Uno spazzacamino che, a differenza di Bert, va in giro con un «fardello di cenci e pene»: un bimbo reietto, emarginato e che si ritrova, a Natale, ad anelare i balocchi, salvo poi essere scacciato, in una scena quasi degna di Dickens:«io mi accosto per giocare / quando un bambino / mi dà un urto / non toccar, va a spazzare il camin».

E dalla canzone italiana degli anni ’60 farei un salto di trent’anni e di migliaia di chilometri, passando all’analisi dell’anime Spicchi di cielo tra baffi di fumo. 

In questo caso la trama, relativamente simile al romanzo originale, salvo qualche piccola differenza tipica dell’animazione giapponese (e delle censure italiane!) riprende la tematica forte del giovane spazzacamino, giovinetto spesso “venduto” dai genitori per effettuare questo duro lavoro.

Innanzitutto l’aspetto più interessante di questo anime è quello relativo all’acquartieramento ed alle dinamiche migratorie, che riprendono, senza dubbio, la teoria della chain migration (MacDonald, 1964). Una migrazione a “close knit”, a maglie strette: gli spazzacamini fanno dei gruppi tra di loro, una sorta di “corporazione”, se vogliamo di “enclave”, organizzata per una doppia appartenenza professionale (tutti sono spazzacamini) e territoriale (tutti provengono dall’arco alpino).

La storia, nel romanzo, prende il via dal Canton Ticino, dove il protagonista si trova costretto, per alterne traversie, a “vendersi” - letteralmente - al “Diavolo”, azzeccato soprannome di tal Luini.

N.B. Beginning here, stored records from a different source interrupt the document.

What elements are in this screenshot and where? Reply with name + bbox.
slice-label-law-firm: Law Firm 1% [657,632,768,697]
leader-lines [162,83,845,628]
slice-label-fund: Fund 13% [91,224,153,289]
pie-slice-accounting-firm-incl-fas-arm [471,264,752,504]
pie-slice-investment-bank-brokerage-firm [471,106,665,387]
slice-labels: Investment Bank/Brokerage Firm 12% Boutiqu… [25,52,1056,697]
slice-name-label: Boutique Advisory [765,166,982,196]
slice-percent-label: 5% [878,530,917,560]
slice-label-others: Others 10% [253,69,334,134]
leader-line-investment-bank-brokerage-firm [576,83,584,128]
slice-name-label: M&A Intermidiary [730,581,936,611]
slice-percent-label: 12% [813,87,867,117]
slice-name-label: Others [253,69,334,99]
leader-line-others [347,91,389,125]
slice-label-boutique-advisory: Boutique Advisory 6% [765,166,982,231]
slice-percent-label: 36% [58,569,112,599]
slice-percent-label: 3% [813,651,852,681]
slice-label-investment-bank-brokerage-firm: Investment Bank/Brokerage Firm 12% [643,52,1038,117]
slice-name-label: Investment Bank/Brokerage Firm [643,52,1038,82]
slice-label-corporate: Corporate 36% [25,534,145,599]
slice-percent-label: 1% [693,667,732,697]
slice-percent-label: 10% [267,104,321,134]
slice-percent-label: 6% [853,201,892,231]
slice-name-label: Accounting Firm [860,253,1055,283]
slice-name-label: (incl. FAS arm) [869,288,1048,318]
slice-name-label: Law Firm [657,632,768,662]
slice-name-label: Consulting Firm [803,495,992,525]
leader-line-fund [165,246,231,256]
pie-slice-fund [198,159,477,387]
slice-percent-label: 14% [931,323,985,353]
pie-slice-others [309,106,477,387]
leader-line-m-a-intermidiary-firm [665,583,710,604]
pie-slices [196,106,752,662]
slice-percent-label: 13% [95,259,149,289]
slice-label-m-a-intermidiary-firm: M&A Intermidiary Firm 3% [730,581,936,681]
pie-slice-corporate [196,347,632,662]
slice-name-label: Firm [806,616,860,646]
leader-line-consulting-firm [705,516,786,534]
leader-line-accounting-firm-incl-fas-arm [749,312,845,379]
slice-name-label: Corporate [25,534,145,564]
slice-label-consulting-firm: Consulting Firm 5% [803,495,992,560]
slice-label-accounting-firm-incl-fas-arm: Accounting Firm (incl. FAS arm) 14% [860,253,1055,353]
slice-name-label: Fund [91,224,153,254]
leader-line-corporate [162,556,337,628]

Purtroppo la barca con cui attraversano il Lago Maggiore affonda e muoiono quasi tutti gli occupanti. La vicenda prosegue con una serie di traversie per il povero Romeo.

 

Anche la sigla offre spunti di riflessione interessanti: la canzone, che parte con una melodia che ricorda un canto alpino, inizia con la situazione iniziale, poi si ricorda la partenza del migrante; la nostalgia è tanta, infatti, «in fondo al cuore di Romeo c’è sempre il suo paesino / e forse un giorno o l’altro fra i suoi monti tornerà!».